J’ay vu Monsieur Desherbiers, MM. Bigot et Prevost qui m’ont promis tous les secours pour conserver les Sauvages dans la religion et la fidélité qu’ils doivent à Sa Majesté, je vais partir en conséquence pour l’Acadie, je feray mon possible pour rassembler mes Sauvages et comme on ne peut s’opposer ouvertement aux entreprises des anglois, je pense qu’on ne peut mieux faire que d’exciter les Sauvages à continuer de faire la guerre aux anglois mon dessein est d’engager les Sauvages de faire dire aux anglois qu’ils ne souffriront pas que l’on fasse de nouveaux établissements dans l’Acadie, qu’ils prétendent qu’elle doit rester ou elle étoit avant la guerre, que si les anglois persistent dans leur dessein les Sauvages ne seront jamais en paix avec eux et leur déclareront une guerre éternelle.

Mes Sauvages en conséquence vont envoyer des députés chez les autres nations pour les convier de s’unir avec eux afin de s’opposer aux entreprises des anglois et de les empêcher de former leurs établissemens.

Voilà, Monseigneur, le parti que je vais prendre pour le bien de l’Etat et de la Religion, et je feray mon possible de faire paroître aux anglois que ce dessein vient des Sauvages et que je n’y suis pour rien, j’auray soin d’informer Votre Grandeur plus particulièrement par le départ de l’Intrépide, comme je seray dans l’Acadie je n’épargneray rien pour me mettre au fait des démarches des anglois.

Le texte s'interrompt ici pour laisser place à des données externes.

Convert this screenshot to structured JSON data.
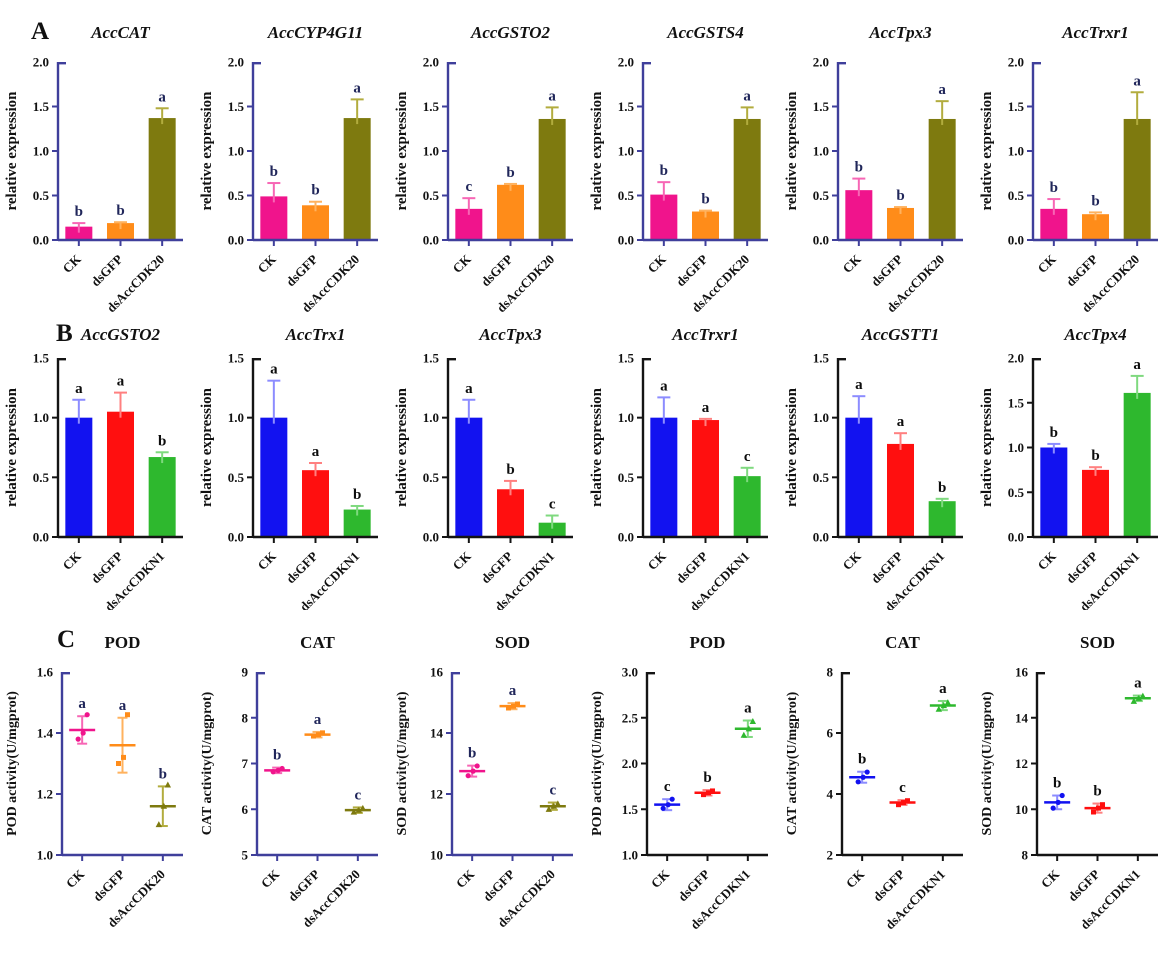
{
  "figure": {
    "section_labels": [
      "A",
      "B",
      "C"
    ]
  },
  "palette": {
    "warm": {
      "axis": "#3F3F9B",
      "letter": "#20265A",
      "tick_text": "#111111",
      "colors": [
        "#F0148C",
        "#FF8C19",
        "#7E7A0F"
      ],
      "err_colors": [
        "#F766B5",
        "#FFB25E",
        "#B2AC3E"
      ]
    },
    "cool": {
      "axis": "#141414",
      "letter": "#0D0D0D",
      "tick_text": "#111111",
      "colors": [
        "#1212F0",
        "#FF0F0F",
        "#2EB82E"
      ],
      "err_colors": [
        "#8C8CFF",
        "#FF8080",
        "#7FD97F"
      ]
    }
  },
  "chart_data": [
    {
      "type": "bar",
      "layout": "A",
      "theme": "warm",
      "title": "AccCAT",
      "italic": true,
      "ylabel": "relative expression",
      "ylim": [
        0.0,
        2.0
      ],
      "yticks": [
        "0.0",
        "0.5",
        "1.0",
        "1.5",
        "2.0"
      ],
      "categories": [
        "CK",
        "dsGFP",
        "dsAccCDK20"
      ],
      "values": [
        0.15,
        0.19,
        1.37
      ],
      "errors": [
        0.04,
        0.01,
        0.11
      ],
      "letters": [
        "b",
        "b",
        "a"
      ]
    },
    {
      "type": "bar",
      "layout": "A",
      "theme": "warm",
      "title": "AccCYP4G11",
      "italic": true,
      "ylabel": "relative expression",
      "ylim": [
        0.0,
        2.0
      ],
      "yticks": [
        "0.0",
        "0.5",
        "1.0",
        "1.5",
        "2.0"
      ],
      "categories": [
        "CK",
        "dsGFP",
        "dsAccCDK20"
      ],
      "values": [
        0.49,
        0.39,
        1.37
      ],
      "errors": [
        0.15,
        0.04,
        0.21
      ],
      "letters": [
        "b",
        "b",
        "a"
      ]
    },
    {
      "type": "bar",
      "layout": "A",
      "theme": "warm",
      "title": "AccGSTO2",
      "italic": true,
      "ylabel": "relative expression",
      "ylim": [
        0.0,
        2.0
      ],
      "yticks": [
        "0.0",
        "0.5",
        "1.0",
        "1.5",
        "2.0"
      ],
      "categories": [
        "CK",
        "dsGFP",
        "dsAccCDK20"
      ],
      "values": [
        0.35,
        0.62,
        1.36
      ],
      "errors": [
        0.12,
        0.01,
        0.13
      ],
      "letters": [
        "c",
        "b",
        "a"
      ]
    },
    {
      "type": "bar",
      "layout": "A",
      "theme": "warm",
      "title": "AccGSTS4",
      "italic": true,
      "ylabel": "relative expression",
      "ylim": [
        0.0,
        2.0
      ],
      "yticks": [
        "0.0",
        "0.5",
        "1.0",
        "1.5",
        "2.0"
      ],
      "categories": [
        "CK",
        "dsGFP",
        "dsAccCDK20"
      ],
      "values": [
        0.51,
        0.32,
        1.36
      ],
      "errors": [
        0.14,
        0.01,
        0.13
      ],
      "letters": [
        "b",
        "b",
        "a"
      ]
    },
    {
      "type": "bar",
      "layout": "A",
      "theme": "warm",
      "title": "AccTpx3",
      "italic": true,
      "ylabel": "relative expression",
      "ylim": [
        0.0,
        2.0
      ],
      "yticks": [
        "0.0",
        "0.5",
        "1.0",
        "1.5",
        "2.0"
      ],
      "categories": [
        "CK",
        "dsGFP",
        "dsAccCDK20"
      ],
      "values": [
        0.56,
        0.36,
        1.36
      ],
      "errors": [
        0.13,
        0.01,
        0.2
      ],
      "letters": [
        "b",
        "b",
        "a"
      ]
    },
    {
      "type": "bar",
      "layout": "A",
      "theme": "warm",
      "title": "AccTrxr1",
      "italic": true,
      "ylabel": "relative expression",
      "ylim": [
        0.0,
        2.0
      ],
      "yticks": [
        "0.0",
        "0.5",
        "1.0",
        "1.5",
        "2.0"
      ],
      "categories": [
        "CK",
        "dsGFP",
        "dsAccCDK20"
      ],
      "values": [
        0.35,
        0.29,
        1.36
      ],
      "errors": [
        0.11,
        0.02,
        0.3
      ],
      "letters": [
        "b",
        "b",
        "a"
      ]
    },
    {
      "type": "bar",
      "layout": "B",
      "theme": "cool",
      "title": "AccGSTO2",
      "italic": true,
      "ylabel": "relative expression",
      "ylim": [
        0.0,
        1.5
      ],
      "yticks": [
        "0.0",
        "0.5",
        "1.0",
        "1.5"
      ],
      "categories": [
        "CK",
        "dsGFP",
        "dsAccCDKN1"
      ],
      "values": [
        1.0,
        1.05,
        0.67
      ],
      "errors": [
        0.15,
        0.16,
        0.04
      ],
      "letters": [
        "a",
        "a",
        "b"
      ]
    },
    {
      "type": "bar",
      "layout": "B",
      "theme": "cool",
      "title": "AccTrx1",
      "italic": true,
      "ylabel": "relative expression",
      "ylim": [
        0.0,
        1.5
      ],
      "yticks": [
        "0.0",
        "0.5",
        "1.0",
        "1.5"
      ],
      "categories": [
        "CK",
        "dsGFP",
        "dsAccCDKN1"
      ],
      "values": [
        1.0,
        0.56,
        0.23
      ],
      "errors": [
        0.31,
        0.06,
        0.03
      ],
      "letters": [
        "a",
        "a",
        "b"
      ]
    },
    {
      "type": "bar",
      "layout": "B",
      "theme": "cool",
      "title": "AccTpx3",
      "italic": true,
      "ylabel": "relative expression",
      "ylim": [
        0.0,
        1.5
      ],
      "yticks": [
        "0.0",
        "0.5",
        "1.0",
        "1.5"
      ],
      "categories": [
        "CK",
        "dsGFP",
        "dsAccCDKN1"
      ],
      "values": [
        1.0,
        0.4,
        0.12
      ],
      "errors": [
        0.15,
        0.07,
        0.06
      ],
      "letters": [
        "a",
        "b",
        "c"
      ]
    },
    {
      "type": "bar",
      "layout": "B",
      "theme": "cool",
      "title": "AccTrxr1",
      "italic": true,
      "ylabel": "relative expression",
      "ylim": [
        0.0,
        1.5
      ],
      "yticks": [
        "0.0",
        "0.5",
        "1.0",
        "1.5"
      ],
      "categories": [
        "CK",
        "dsGFP",
        "dsAccCDKN1"
      ],
      "values": [
        1.0,
        0.98,
        0.51
      ],
      "errors": [
        0.17,
        0.01,
        0.07
      ],
      "letters": [
        "a",
        "a",
        "c"
      ]
    },
    {
      "type": "bar",
      "layout": "B",
      "theme": "cool",
      "title": "AccGSTT1",
      "italic": true,
      "ylabel": "relative expression",
      "ylim": [
        0.0,
        1.5
      ],
      "yticks": [
        "0.0",
        "0.5",
        "1.0",
        "1.5"
      ],
      "categories": [
        "CK",
        "dsGFP",
        "dsAccCDKN1"
      ],
      "values": [
        1.0,
        0.78,
        0.3
      ],
      "errors": [
        0.18,
        0.09,
        0.02
      ],
      "letters": [
        "a",
        "a",
        "b"
      ]
    },
    {
      "type": "bar",
      "layout": "B",
      "theme": "cool",
      "title": "AccTpx4",
      "italic": true,
      "ylabel": "relative expression",
      "ylim": [
        0.0,
        2.0
      ],
      "yticks": [
        "0.0",
        "0.5",
        "1.0",
        "1.5",
        "2.0"
      ],
      "categories": [
        "CK",
        "dsGFP",
        "dsAccCDKN1"
      ],
      "values": [
        1.0,
        0.75,
        1.61
      ],
      "errors": [
        0.04,
        0.03,
        0.19
      ],
      "letters": [
        "b",
        "b",
        "a"
      ]
    },
    {
      "type": "scatter",
      "layout": "C",
      "theme": "warm",
      "title": "POD",
      "italic": false,
      "ylabel": "POD activity(U/mgprot)",
      "ylim": [
        1.0,
        1.6
      ],
      "yticks": [
        "1.0",
        "1.2",
        "1.4",
        "1.6"
      ],
      "categories": [
        "CK",
        "dsGFP",
        "dsAccCDK20"
      ],
      "means": [
        1.41,
        1.36,
        1.16
      ],
      "errors": [
        0.045,
        0.09,
        0.065
      ],
      "points": [
        [
          1.38,
          1.4,
          1.46
        ],
        [
          1.3,
          1.32,
          1.46
        ],
        [
          1.1,
          1.16,
          1.23
        ]
      ],
      "letters": [
        "a",
        "a",
        "b"
      ]
    },
    {
      "type": "scatter",
      "layout": "C",
      "theme": "warm",
      "title": "CAT",
      "italic": false,
      "ylabel": "CAT activity(U/mgprot)",
      "ylim": [
        5,
        9
      ],
      "yticks": [
        "5",
        "6",
        "7",
        "8",
        "9"
      ],
      "categories": [
        "CK",
        "dsGFP",
        "dsAccCDK20"
      ],
      "means": [
        6.85,
        7.63,
        5.98
      ],
      "errors": [
        0.06,
        0.06,
        0.06
      ],
      "points": [
        [
          6.82,
          6.85,
          6.89
        ],
        [
          7.6,
          7.63,
          7.67
        ],
        [
          5.94,
          5.98,
          6.02
        ]
      ],
      "letters": [
        "b",
        "a",
        "c"
      ]
    },
    {
      "type": "scatter",
      "layout": "C",
      "theme": "warm",
      "title": "SOD",
      "italic": false,
      "ylabel": "SOD activity(U/mgprot)",
      "ylim": [
        10,
        16
      ],
      "yticks": [
        "10",
        "12",
        "14",
        "16"
      ],
      "categories": [
        "CK",
        "dsGFP",
        "dsAccCDK20"
      ],
      "means": [
        12.75,
        14.88,
        11.6
      ],
      "errors": [
        0.18,
        0.1,
        0.12
      ],
      "points": [
        [
          12.6,
          12.75,
          12.92
        ],
        [
          14.82,
          14.88,
          14.95
        ],
        [
          11.5,
          11.6,
          11.68
        ]
      ],
      "letters": [
        "b",
        "a",
        "c"
      ]
    },
    {
      "type": "scatter",
      "layout": "C",
      "theme": "cool",
      "title": "POD",
      "italic": false,
      "ylabel": "POD activity(U/mgprot)",
      "ylim": [
        1.0,
        3.0
      ],
      "yticks": [
        "1.0",
        "1.5",
        "2.0",
        "2.5",
        "3.0"
      ],
      "categories": [
        "CK",
        "dsGFP",
        "dsAccCDKN1"
      ],
      "means": [
        1.55,
        1.68,
        2.38
      ],
      "errors": [
        0.06,
        0.03,
        0.09
      ],
      "points": [
        [
          1.51,
          1.55,
          1.61
        ],
        [
          1.66,
          1.68,
          1.7
        ],
        [
          2.31,
          2.38,
          2.46
        ]
      ],
      "letters": [
        "c",
        "b",
        "a"
      ]
    },
    {
      "type": "scatter",
      "layout": "C",
      "theme": "cool",
      "title": "CAT",
      "italic": false,
      "ylabel": "CAT activity(U/mgprot)",
      "ylim": [
        2,
        8
      ],
      "yticks": [
        "2",
        "4",
        "6",
        "8"
      ],
      "categories": [
        "CK",
        "dsGFP",
        "dsAccCDKN1"
      ],
      "means": [
        4.55,
        3.72,
        6.9
      ],
      "errors": [
        0.18,
        0.08,
        0.15
      ],
      "points": [
        [
          4.4,
          4.55,
          4.72
        ],
        [
          3.65,
          3.72,
          3.78
        ],
        [
          6.78,
          6.9,
          7.0
        ]
      ],
      "letters": [
        "b",
        "c",
        "a"
      ]
    },
    {
      "type": "scatter",
      "layout": "C",
      "theme": "cool",
      "title": "SOD",
      "italic": false,
      "ylabel": "SOD activity(U/mgprot)",
      "ylim": [
        8,
        16
      ],
      "yticks": [
        "8",
        "10",
        "12",
        "14",
        "16"
      ],
      "categories": [
        "CK",
        "dsGFP",
        "dsAccCDKN1"
      ],
      "means": [
        10.3,
        10.05,
        14.85
      ],
      "errors": [
        0.3,
        0.2,
        0.12
      ],
      "points": [
        [
          10.05,
          10.3,
          10.6
        ],
        [
          9.88,
          10.05,
          10.2
        ],
        [
          14.72,
          14.85,
          14.95
        ]
      ],
      "letters": [
        "b",
        "b",
        "a"
      ]
    }
  ]
}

J’ay l’honneur d’être avec un profond respect, Monseigneur,


Votre très humble et très obéissant serviteur,


J. L. LELOUTRE.


L’abbé LeLoutre au ministre.

App. N. 358 & seq.


Beaubassin, 4[2] octobre 1749.


Monseigneur, — J’ay [eu] l’honneur d’écrire de Louisbourg à Votre Grandeur pour l’informer des entreprises des anglois sur l’Acadie, trois semaines après l’évacuation, j’en suis parti pour me rendre à l’Acadie et j’ay vu par moy même que l’Anglois n’épargnoit rien pour venir about de son dessein. J’ay eu l’attention d’informer Monsieur Desherbiers gouverneur de l’Isle Royale de toutes ses démarches et je lui ay communiqué toutes les ordonnances du Général Cornwallis et je pense qu’il vous les aura fait passer ; à mon arrivée à l’Acadie j’ay fait passer trois de mes sauvages jusqu’à Québec pour informer Monsieur de la Jonquière nouvellement arrivé de la triste scituation des Acadiens, et je viens d’apprendre par des lettres qu’il a pris la résolution de continuer le plan de Monsieur de la Gallissonnière, et de soutenir le projet qu’il avoit commencé faisant prendre possession de la rivière St-Jean par l’un de ses officiers avec ordre d’y faire un fort, de faire un corps de milice des habitans qui y sont establis, deffence faites à ces dits habitans de reconnoître d’autre maître que le Roy de France pour soutenir cette entreprise, Monsieur de la Jonquière a fait partir deux bastiments de Québec pour Cocagne qui est le port de mer le plus proche du Cap Tourmentain [nous] attendons tous les jours ces battimens, et suivant les lettres que nous en avons reçu, ils ne doivent pas tarder.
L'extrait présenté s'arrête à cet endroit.